Step 1: Make a list of all folders and pages you want to block by asking yourself the questions mentioned above. Check your log files and DeepCrawl URLs to see which URLs and folders need to be blocked. Once you make a list you can move on to step 2.
Step 2: Use the following directives to block these pages.
Disallow: This directive helps you block certain URLs and folders from search engine crawlers. For example
Allow: This directive allows the crawler to access a certain folder or URL. For Example
WildCards: Wildcards helps you give more specific instruction to Google.
- * denotes any character. For instance, if you want to stop search engines from crawling all PHP pages a directive like Disallow:/*.php will disallow search engine access to all .php pages.
- $ designates the end of the URL – If you want to block all internal search page URLs which end with ?pt then use the Disallow: /?pt$.

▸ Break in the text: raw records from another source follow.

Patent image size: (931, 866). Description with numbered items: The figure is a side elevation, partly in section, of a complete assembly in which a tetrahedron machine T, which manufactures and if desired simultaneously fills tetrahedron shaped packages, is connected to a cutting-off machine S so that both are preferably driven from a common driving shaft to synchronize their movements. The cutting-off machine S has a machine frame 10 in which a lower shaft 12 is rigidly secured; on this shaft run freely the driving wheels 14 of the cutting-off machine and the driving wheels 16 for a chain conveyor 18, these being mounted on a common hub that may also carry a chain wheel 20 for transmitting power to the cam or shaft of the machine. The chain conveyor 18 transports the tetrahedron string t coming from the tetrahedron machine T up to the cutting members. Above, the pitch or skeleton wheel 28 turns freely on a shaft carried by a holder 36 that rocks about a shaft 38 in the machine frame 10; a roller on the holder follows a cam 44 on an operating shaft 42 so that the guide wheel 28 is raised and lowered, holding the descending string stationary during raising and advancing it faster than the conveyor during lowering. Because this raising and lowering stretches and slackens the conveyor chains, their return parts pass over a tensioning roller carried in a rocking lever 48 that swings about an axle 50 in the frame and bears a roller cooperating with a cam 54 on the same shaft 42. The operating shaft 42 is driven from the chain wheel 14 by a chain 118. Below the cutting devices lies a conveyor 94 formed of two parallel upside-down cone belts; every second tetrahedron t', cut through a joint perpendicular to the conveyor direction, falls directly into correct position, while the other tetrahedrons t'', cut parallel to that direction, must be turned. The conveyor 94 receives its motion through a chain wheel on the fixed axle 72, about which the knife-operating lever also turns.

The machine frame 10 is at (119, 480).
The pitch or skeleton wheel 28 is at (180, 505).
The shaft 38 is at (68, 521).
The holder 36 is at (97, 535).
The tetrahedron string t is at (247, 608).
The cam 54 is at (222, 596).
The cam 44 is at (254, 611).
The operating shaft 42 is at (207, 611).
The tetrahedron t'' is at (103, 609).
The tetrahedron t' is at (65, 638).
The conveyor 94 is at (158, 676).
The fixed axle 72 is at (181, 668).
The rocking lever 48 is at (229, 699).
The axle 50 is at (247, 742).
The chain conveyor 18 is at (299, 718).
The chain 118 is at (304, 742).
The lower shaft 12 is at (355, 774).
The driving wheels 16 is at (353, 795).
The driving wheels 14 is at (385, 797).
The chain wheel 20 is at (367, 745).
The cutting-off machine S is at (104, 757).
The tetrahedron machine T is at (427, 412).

How to block a subfolder in a folder?
If you want to block all profiles of your members listed under the folder /members/profiles in search engines but allow access to other /members/ details then use the disallow first followed by the allow directive.
Following is Google’s official guide on directives.
The path indicates the folder or set of URLs. These are mapped to all the matches the URLs the rule will be applied to. You can also see which URLs the particular path doesn’t include in the third column.
Know that when both disallow and allow directives are operating together the most specific rule is honored.
Step 3: Upload the new robots.txt file to the root folder of your website. For instance, if you are running an online store at store.mydomain.com then the robots.txt file should be uploaded to the subdomain. Which means you should be able to find your robots.txt at store.mydomain.com/robots.txt.
Step 4: Inform Google about your updated robots.txt through webmaster tools.
Login to Google Search Console and visit robots.txt in the sidebar.
Click on “submit”
Click on “Submit” on the pop-up to let Google know that your robots.txt file has been updated.
Step 5: Test if the folders and URLs you intend to block is working as expected. Use the Google Robots.txt Tester for this purpose.